Akşam olacak parti için hazırlanıyorduk. Mina,Asya ve Arya odamda hem benim için uğraşıyor hem de kendilerini baştan yaratıyorlardı.

Arya;

"Bence İldem'in saçlarına kırık fön çeksek yeterli."

Alıcı gözüyle beni süzdükten sonra devam etti. "Ayy gerçekten müthiş bir akşam olacak."

Mina;

"Hadi İldem çıkar şimdi elbiseyi."

Dediğini yapıp elbiseyi üzerimden çıkarıp yatağımın üzerindeki şort ve tişörtü üzerime geçirdim.

Artık topuklularla yürüyor ve elbiseyi biçimli bir şekilde kaldırıyordum. En azından bana bunu söylemişlerdi. Böyle olmak için yanıp tutuştuğum yoktu fakat bir şeye başlamıştım ve kimseyi yarı yolda bırakacak da değildim.
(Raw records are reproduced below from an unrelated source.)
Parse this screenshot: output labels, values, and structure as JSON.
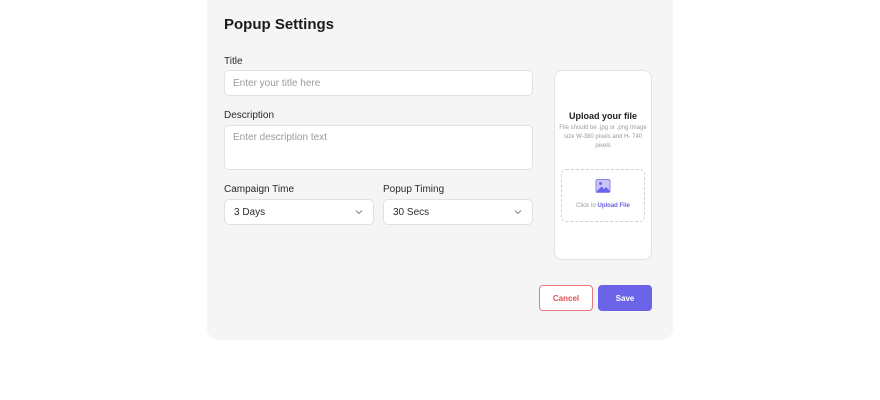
{
  "popup": {
    "heading": "Popup Settings",
    "title_label": "Title",
    "title_placeholder": "Enter your title here",
    "description_label": "Description",
    "description_placeholder": "Enter description text",
    "campaign_label": "Campaign Time",
    "campaign_value": "3 Days",
    "timing_label": "Popup Timing",
    "timing_value": "30 Secs"
  },
  "upload": {
    "title": "Upload your file",
    "hint": "File should be .jpg or .png Image size W-380 pixels and H- 740 pixels",
    "click_text": "Click to ",
    "link_text": "Upload File"
  },
  "actions": {
    "cancel_label": "Cancel",
    "save_label": "Save"
  },
  "colors": {
    "accent": "#6b63e8",
    "cancel": "#e05252",
    "card_bg": "#f5f5f5"
  },
  "icons": {
    "select_chevron": "chevron-down-icon",
    "upload_image": "image-icon"
  }
}
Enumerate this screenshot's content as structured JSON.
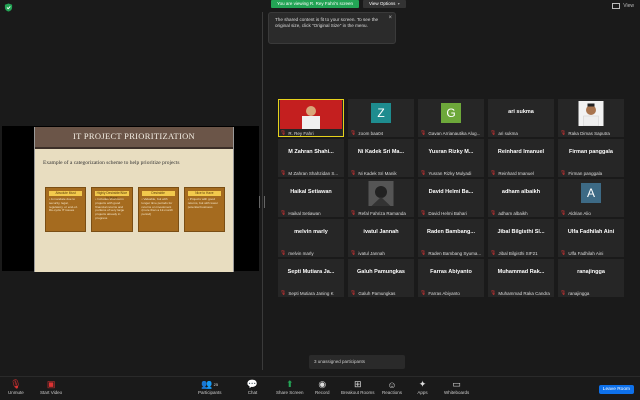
{
  "banner": {
    "viewing": "You are viewing R. Rey Fahri's screen",
    "options": "View Options"
  },
  "tooltip": {
    "text": "The shared content is fit to your screen. To see the original size, click \"Original Size\" in the menu."
  },
  "view": {
    "label": "View"
  },
  "slide": {
    "title": "IT PROJECT PRIORITIZATION",
    "subtitle": "Example of a categorization scheme to help prioritize projects",
    "boxes": [
      {
        "header": "Absolute Must",
        "body": "• A mandate due to security, legal, regulatory, or end-of-life-cycle IT issues"
      },
      {
        "header": "Highly Desirable/Nice to Have",
        "body": "• Includes short-term projects with good financial returns and portions of very large projects already in progress"
      },
      {
        "header": "Desirable",
        "body": "• Valuable, but with longer time periods for returns on investment (more than a 12-month period)"
      },
      {
        "header": "Nice to Have",
        "body": "• Projects with good returns, but with lower potential business"
      }
    ]
  },
  "participants": [
    {
      "big": "",
      "label": "R. Rey Fahri",
      "kind": "video"
    },
    {
      "big": "",
      "label": "zoom baa04",
      "kind": "letter",
      "letter": "Z",
      "color": "#1e8c8f"
    },
    {
      "big": "",
      "label": "Gavan Arrianautika Alug...",
      "kind": "letter",
      "letter": "G",
      "color": "#6da83a"
    },
    {
      "big": "ari sukma",
      "label": "ari sukma",
      "kind": "name"
    },
    {
      "big": "",
      "label": "Raka Dimas Saputra",
      "kind": "photo"
    },
    {
      "big": "M Zahran Shahi...",
      "label": "M Zahran Shahzidan S...",
      "kind": "name"
    },
    {
      "big": "Ni Kadek Sri Ma...",
      "label": "Ni Kadek Sri Manik",
      "kind": "name"
    },
    {
      "big": "Yusran Rizky M...",
      "label": "Yusran Rizky Mulyadi",
      "kind": "name"
    },
    {
      "big": "Reinhard Imanuel",
      "label": "Reinhard Imanuel",
      "kind": "name"
    },
    {
      "big": "Firman panggala",
      "label": "Firman panggala",
      "kind": "name"
    },
    {
      "big": "Haikal Setiawan",
      "label": "Haikal Setiawan",
      "kind": "name"
    },
    {
      "big": "",
      "label": "Refal Fahriza Ramanda",
      "kind": "photo2"
    },
    {
      "big": "David Helmi Ba...",
      "label": "David Helmi Bahari",
      "kind": "name"
    },
    {
      "big": "adham albaikh",
      "label": "adham albaikh",
      "kind": "name"
    },
    {
      "big": "",
      "label": "Aldrian Alio",
      "kind": "letter",
      "letter": "A",
      "color": "#3d6a85"
    },
    {
      "big": "melvin marly",
      "label": "melvin marly",
      "kind": "name"
    },
    {
      "big": "ivatul Jannah",
      "label": "ivatul Jannah",
      "kind": "name"
    },
    {
      "big": "Raden Bambang...",
      "label": "Raden Bambang Syuma...",
      "kind": "name"
    },
    {
      "big": "Jibal Bilgisthi Sl...",
      "label": "Jibal Bilgisthi SIF21",
      "kind": "name"
    },
    {
      "big": "Ulfa Fadhilah Aini",
      "label": "Ulfa Fadhilah Aini",
      "kind": "name"
    },
    {
      "big": "Septi Mutiara Ja...",
      "label": "Septi Mutiara Janing K",
      "kind": "name"
    },
    {
      "big": "Galuh Pamungkas",
      "label": "Galuh Pamungkas",
      "kind": "name"
    },
    {
      "big": "Farras Abiyanto",
      "label": "Farras Abiyanto",
      "kind": "name"
    },
    {
      "big": "Muhammad Rak...",
      "label": "Muhammad Raka Candra",
      "kind": "name"
    },
    {
      "big": "ranajingga",
      "label": "ranajingga",
      "kind": "name"
    }
  ],
  "unassigned": "3 unassigned participants",
  "toolbar": {
    "unmute": "Unmute",
    "start_video": "Start Video",
    "participants": "Participants",
    "participants_count": "25",
    "chat": "Chat",
    "share_screen": "Share Screen",
    "record": "Record",
    "breakout": "Breakout Rooms",
    "reactions": "Reactions",
    "apps": "Apps",
    "whiteboards": "Whiteboards",
    "leave": "Leave Room"
  },
  "colors": {
    "accent_green": "#23a455",
    "leave_blue": "#0e71eb",
    "active_speaker": "#e6d21c"
  }
}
Bugün okula gidip- mümkün olduğunca Doruk'a gözükmeden- eve gelmiştim. Kızlar ise benimle beraber gelmiş son provaları alıyorduk. Onların her şeyleri tamamdı ve halletmemiz gereken tek şey saçlarımızdı.

***

Kızları da partnerleri bizim evden alacak ve hep beraber gidecektik. Fakat Uraz biraz daha erken gelerek Arya'yı bizden kaçırmıştı. Onlar hayatımdan gördüğüm en uyumlu çifttiler. Tamamen zıt ama bir araya geldiklerindeki aslında uyuşmuyor fakat bir o kadar da uyumlu gözüküyorlardı. Arya'nın siyah uzun saçları ve yeşil gözleri, Uraz'ın ise sarı saçları kahve gözleri ve bol miktarda dövmeleri vardı. Birbirleri için yaratıldıkları belliydi.Bir süre sonra kapı çalınmıştı. Asya kapıyı açtığında tanımadığım fakat smokinli iki çocuk evimin önünde dikiliyordu. Asya gülerek yanına Mina yı çağırmasıyla onlarla beraber partiye gideceklerini anladım. Hep beraber partiye gidecektik sözde. Kayra daha teşrif bile edememişti.

Evde artık tek başıma kalmıştım ve Kayra hala gelmemişti. Saate baktığımda 9'u geçtiğini gördüm. Bu saatten sonra gelse bile artık her şey için geçti. Yavaşça odama doğru adımlarımı harekete geçirdiğim anda masanın üzerindeki telefonum titredi.

Kimden: Kayra;

"Kahvem, kapıdayım."

Hafif bir kırgınlık vardı üzerimde. Unuttuğunu düşünmüştüm aslında. Unutulduğumu, yeniden yeniden unutulduğumu.

Siyah süet ve platform topuklularımı ayağıma geçirip, telefonu çantama çıkıştırdığım gibi yavaş adımlarımla evden çıkmıştım. Kayra tüm ihtişamıyla arabaya yaslanmış telefonuyla oynuyordu. Yavaş adımlarım biraz daha yaklaşırken bakışlarını bana çevirdi. Mavvi gözleri vücudumu baştan aşağı süzerken bir şey mırıldandı fakat duyamayacağım şekilde sessizdi.